C-Spine

C-Spine
The C-spine is a 7 bone structure that is supported by the head, thoracic and abdominal core musculature.

It is important to note all injuries are not as a result of trauma.

The c-spine may be injured due to degenerative processes or a result of poor posture over time.

This article will discuss the 7 cervical bones, potential causes of injury and tests that may be performed to identify if there is an injury present.

The cervical spine (c-spine) is composed of 7 bones that are supported by muscles, ligaments and tendons.

The bones are identified by their location in the neck and numbered 1 to 7 with 1 being closest to the head and 7 closest to the torso.

The bones provide flexibility while supporting the weight of the head. They also allow for movement such as turning the head side to side, nodding your head up and down and tilting your head side to side.

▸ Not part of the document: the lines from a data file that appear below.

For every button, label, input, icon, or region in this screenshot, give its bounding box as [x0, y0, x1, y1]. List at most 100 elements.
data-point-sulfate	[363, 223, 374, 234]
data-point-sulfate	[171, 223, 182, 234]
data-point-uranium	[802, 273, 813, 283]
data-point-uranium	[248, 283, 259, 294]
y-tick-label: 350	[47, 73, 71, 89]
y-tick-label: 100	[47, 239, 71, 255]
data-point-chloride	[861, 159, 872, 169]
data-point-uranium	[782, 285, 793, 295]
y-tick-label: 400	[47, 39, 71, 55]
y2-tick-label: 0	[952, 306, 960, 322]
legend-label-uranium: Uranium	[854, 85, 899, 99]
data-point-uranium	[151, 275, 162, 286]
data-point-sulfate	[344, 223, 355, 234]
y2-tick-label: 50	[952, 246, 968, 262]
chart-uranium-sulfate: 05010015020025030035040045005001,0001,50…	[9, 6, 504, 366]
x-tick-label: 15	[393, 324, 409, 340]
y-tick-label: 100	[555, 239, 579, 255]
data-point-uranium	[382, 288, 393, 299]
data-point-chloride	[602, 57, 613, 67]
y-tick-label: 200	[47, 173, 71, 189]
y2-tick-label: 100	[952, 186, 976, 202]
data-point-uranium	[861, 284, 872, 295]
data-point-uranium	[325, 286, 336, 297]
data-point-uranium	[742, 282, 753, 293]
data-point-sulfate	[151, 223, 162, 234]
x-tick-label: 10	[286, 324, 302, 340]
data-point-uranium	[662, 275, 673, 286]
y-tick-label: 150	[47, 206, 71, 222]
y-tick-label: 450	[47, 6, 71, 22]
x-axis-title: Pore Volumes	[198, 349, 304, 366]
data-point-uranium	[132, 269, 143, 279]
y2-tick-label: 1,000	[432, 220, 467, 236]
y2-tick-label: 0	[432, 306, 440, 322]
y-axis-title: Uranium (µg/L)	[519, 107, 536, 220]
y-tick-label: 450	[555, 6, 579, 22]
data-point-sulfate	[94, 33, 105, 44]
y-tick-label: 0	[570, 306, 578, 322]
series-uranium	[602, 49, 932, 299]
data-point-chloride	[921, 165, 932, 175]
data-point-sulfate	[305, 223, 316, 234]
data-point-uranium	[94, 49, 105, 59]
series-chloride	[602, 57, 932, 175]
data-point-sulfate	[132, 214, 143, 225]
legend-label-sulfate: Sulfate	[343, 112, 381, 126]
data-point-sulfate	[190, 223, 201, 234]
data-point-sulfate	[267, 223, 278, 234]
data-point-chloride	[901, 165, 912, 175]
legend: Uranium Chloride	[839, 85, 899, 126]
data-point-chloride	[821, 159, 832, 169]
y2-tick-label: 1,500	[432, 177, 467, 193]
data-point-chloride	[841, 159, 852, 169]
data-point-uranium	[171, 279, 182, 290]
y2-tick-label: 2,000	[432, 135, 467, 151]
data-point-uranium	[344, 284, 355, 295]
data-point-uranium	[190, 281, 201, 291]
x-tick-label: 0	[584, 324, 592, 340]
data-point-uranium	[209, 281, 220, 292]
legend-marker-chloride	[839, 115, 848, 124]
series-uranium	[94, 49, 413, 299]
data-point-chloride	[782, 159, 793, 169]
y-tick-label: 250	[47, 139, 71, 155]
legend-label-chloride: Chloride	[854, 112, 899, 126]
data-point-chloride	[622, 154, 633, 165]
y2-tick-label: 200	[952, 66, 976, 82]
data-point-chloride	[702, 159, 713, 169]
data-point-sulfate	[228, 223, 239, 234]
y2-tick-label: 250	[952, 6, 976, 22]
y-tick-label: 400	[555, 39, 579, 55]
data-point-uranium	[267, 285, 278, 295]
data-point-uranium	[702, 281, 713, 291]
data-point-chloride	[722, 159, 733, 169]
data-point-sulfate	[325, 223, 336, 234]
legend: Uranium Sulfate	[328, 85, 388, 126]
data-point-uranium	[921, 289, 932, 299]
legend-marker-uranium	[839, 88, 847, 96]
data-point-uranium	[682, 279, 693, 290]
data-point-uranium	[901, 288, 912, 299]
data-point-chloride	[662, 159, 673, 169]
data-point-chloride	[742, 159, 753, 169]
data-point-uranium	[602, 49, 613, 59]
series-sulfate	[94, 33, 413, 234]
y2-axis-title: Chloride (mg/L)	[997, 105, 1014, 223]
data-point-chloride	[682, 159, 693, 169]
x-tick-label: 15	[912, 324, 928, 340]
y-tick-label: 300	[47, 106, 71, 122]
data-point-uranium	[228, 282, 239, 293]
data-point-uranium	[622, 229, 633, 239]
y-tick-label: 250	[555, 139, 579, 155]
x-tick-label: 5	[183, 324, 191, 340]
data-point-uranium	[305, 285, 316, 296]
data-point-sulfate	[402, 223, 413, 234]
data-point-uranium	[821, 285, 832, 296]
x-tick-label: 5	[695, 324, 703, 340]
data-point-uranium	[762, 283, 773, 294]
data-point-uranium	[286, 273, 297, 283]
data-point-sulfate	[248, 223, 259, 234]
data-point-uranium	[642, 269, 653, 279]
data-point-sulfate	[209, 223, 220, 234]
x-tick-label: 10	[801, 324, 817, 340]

The C-spine can get injured due to trauma such as whiplash or a car accident. Repetitive movements over time can also cause an injury such as slouching in a chair or sleeping with your neck unsupported.

Signs and symptoms of a potential c-spine injury include:

  • Neck pain or stiffness
  • Headaches
  • Numbness or tingling in your arms or legs (If you have numbness or tingling in one arm and not the other, call 911.)
  • Trouble balancing when walking
  • Pain when moving your neck or back

The cervical spine, or c-spine, is the part of the spine that runs through the neck.

Its primary function is to protect the spinal cord, which carries messages between the brain and other parts of the body. The c-spine also supports the weight of your head.

A cervical spine injury can lead to paralysis and even death if it isn’t treated quickly. It’s important to know how to recognize a potential c-spine injury and how to treat it.

What causes a Cervical Spine injury?

  • Car accidents are one of the most common causes of c-spine injuries. Falls, diving accidents, and sports or recreational activities can also cause injuries along your spinal cord.
  • Signs and symptoms of a potential c-spine injury include:
  • Neck pain or stiffness
  • Headaches
  • Numbness or tingling in your arms or legs (If you have numbness or tingling in one arm and not the other, call 911.)
  • Trouble balancing when walking
  • Pain when moving your neck or back

If you have a C-spine injury and do not get treatment, it could lead to paralysis, nerve damage or even death. It’s important that you know how to check for a C-Spine injury in yourself or someone else.

Please note that regular First Aid and CPR Training is the best way to make sure that you’re prepare in the case of an emergency. Book a course with us!